Eligibility for payment does not require the issue of patient care to be resolved over the phone – the call merely has to be one in which patient care is resolvable over the phone. The clause also covers the situation where you are called by a GP to discuss patient care (if that is part of your run description or role) – so you will be eligible for payment in this event.

The payment will be paid at an additional duty rate. Calls must be logged and details of the phone conversation must be recorded as per normal procedure. Ensure that you log the information as soon as practicable after the phone call.

You cannot receive more than one payment in respect of the same hours – so all calls received within the period covered by the minimum one hour payment will be counted as one call. Likewise, clause 14.7.4 states that any run where the payment for the phone call is factored into the calculation of the run category is not eligible for payment. This makes sense in order to prevent any ‘double dipping’ or ‘double ups’ with payments received.

Clause 14.7.5 and Schedule 10 state that there is a $1 million maximum total amount payable to registrars for phone calls. Note that if this total amount is reached then the payments will be stopped. However, given the figures from an earlier trial, it is most likely that the $1 million will be sufficient to cover calls for the duration of the current MECA term. It is unclear exactly how the DHBs are monitoring and deducting these phone call payments from the $1 million.

Fatigue Education Tool

Some of you may have been approached regarding the online fatigue education tool. This tool is part of the DHB/RDA partnership work addressing unsafe rosters which started over two years ago, but which was held up by the MECA bargaining.
The tool was developed by the Massey Sleep Wake Research Centre with the aim of improving rostering etc. for RMOs. To that end SMOs and anyone that writes an RMO roster is going to be required to complete the programme, so whilst some of the modules and wording may seem basic and obvious to RMOs please bear in mind you are not the only group undertaking this work.
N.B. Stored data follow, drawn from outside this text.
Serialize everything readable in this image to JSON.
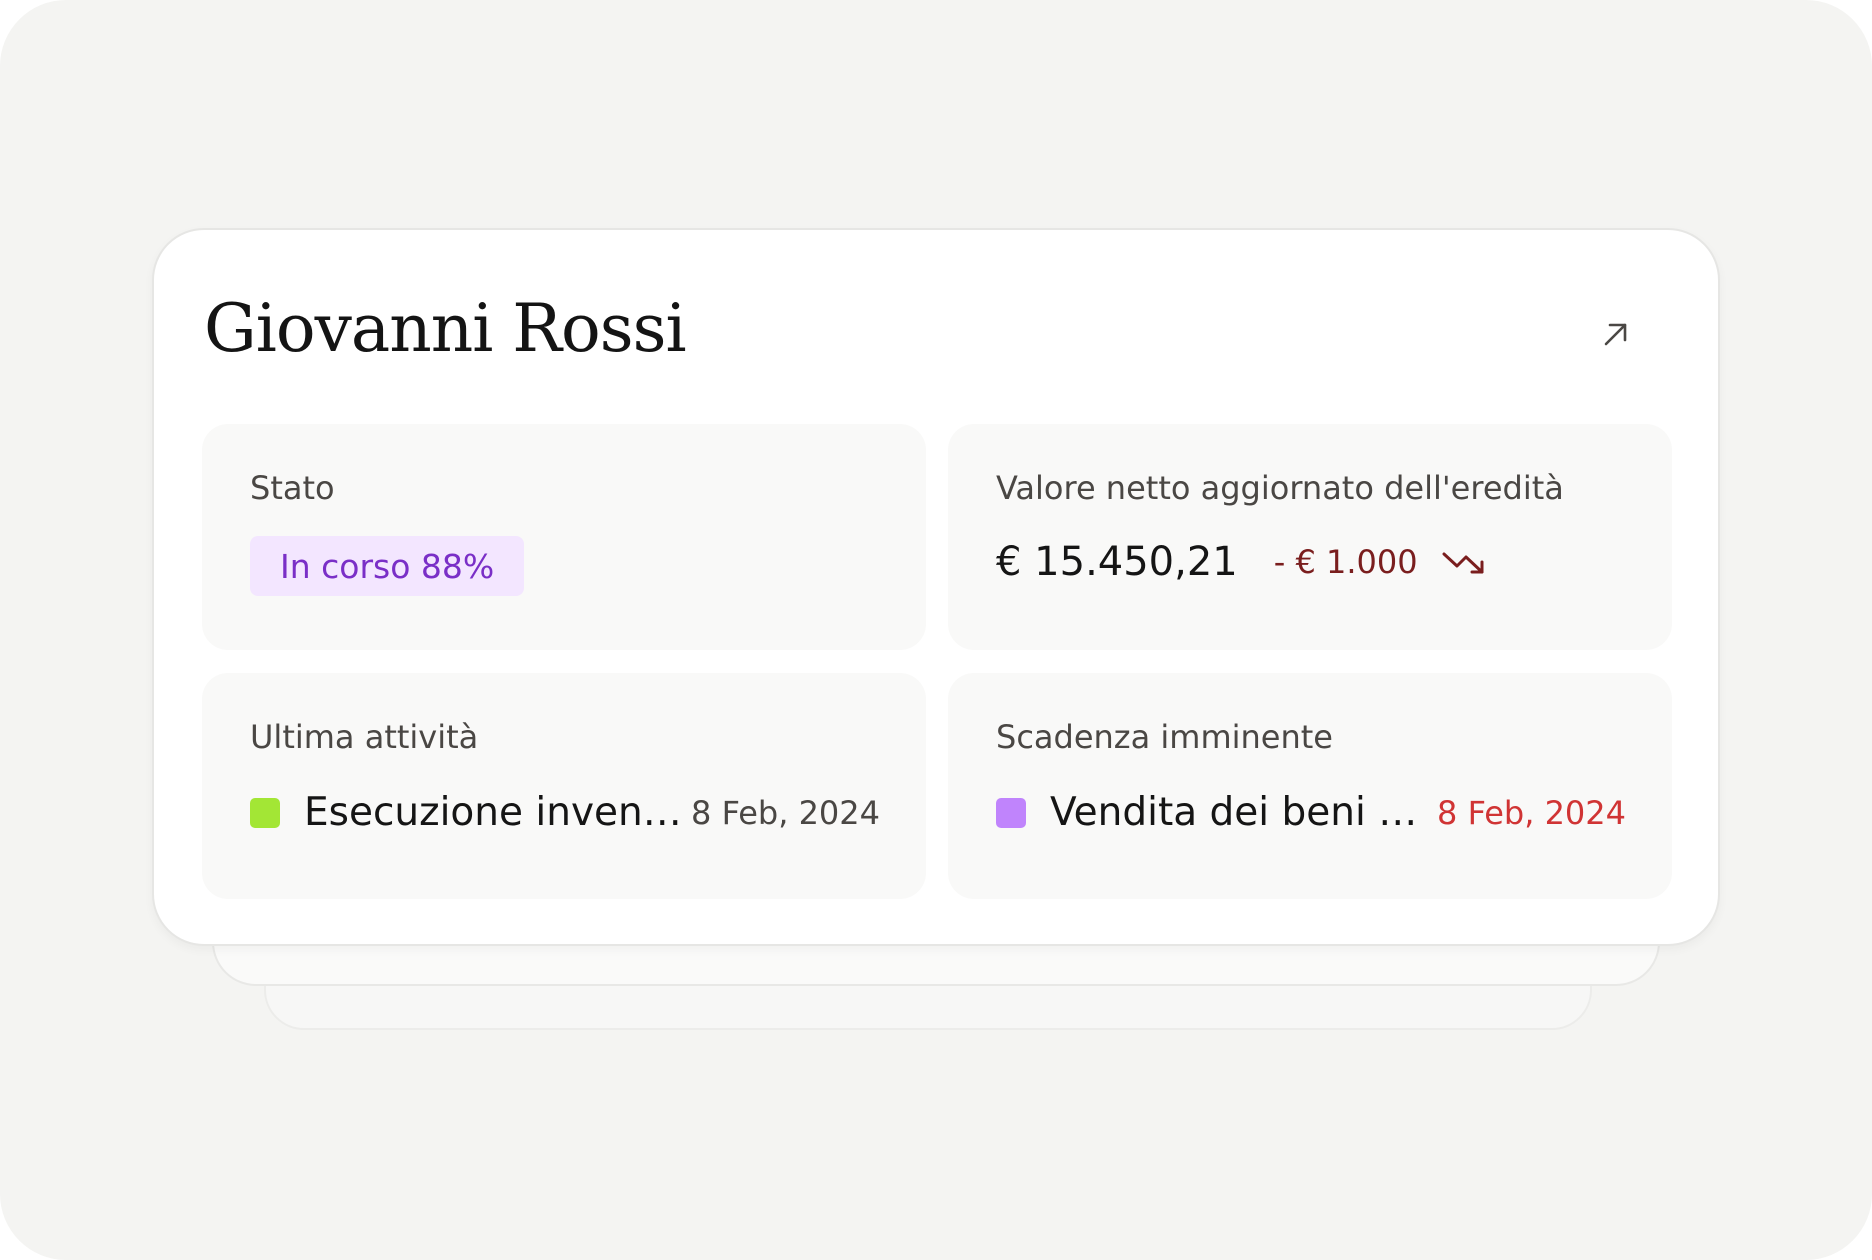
{
  "person": {
    "name": "Giovanni Rossi"
  },
  "icons": {
    "open": "arrow-up-right-icon",
    "trend": "trending-down-icon"
  },
  "status": {
    "label": "Stato",
    "badge": "In corso 88%"
  },
  "estate": {
    "label": "Valore netto aggiornato dell'eredità",
    "value": "€ 15.450,21",
    "delta": "- € 1.000"
  },
  "last_activity": {
    "label": "Ultima attività",
    "title": "Esecuzione invent...",
    "date": "8 Feb, 2024",
    "marker_color": "#a3e635"
  },
  "upcoming_deadline": {
    "label": "Scadenza imminente",
    "title": "Vendita dei beni m...",
    "date": "8 Feb, 2024",
    "marker_color": "#c084fc"
  },
  "colors": {
    "badge_bg": "#f3e6ff",
    "badge_text": "#7a2fc7",
    "delta_text": "#7a1e1e",
    "deadline_date": "#d03434",
    "activity_date": "#4a4744"
  }
}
And this is the very work we need to do to get on top of exactly what you have told us is occurring. This is a whole of system issue and one where RMOs find themselves at the bottom, both in your ability to change the system but also in being directly impacted by it. If we continue to accept poor rostering etc., we are part of the problem. With the education tool being undertaken by everyone, the management’s excuse for not understanding is lessened, and our ability to make things better improved. We also hope that armed with more information, including the knowledge that the managers do know, we will collectively be able to shift some mountains.

Finally, it should be done in work time and not when you are focusing on exams for example. We suggest you get all your colleagues together with the management and have a discussion about when you can all take time off to do it. If you have any difficulty getting time away from clinical duties, let us know and we will facilitate.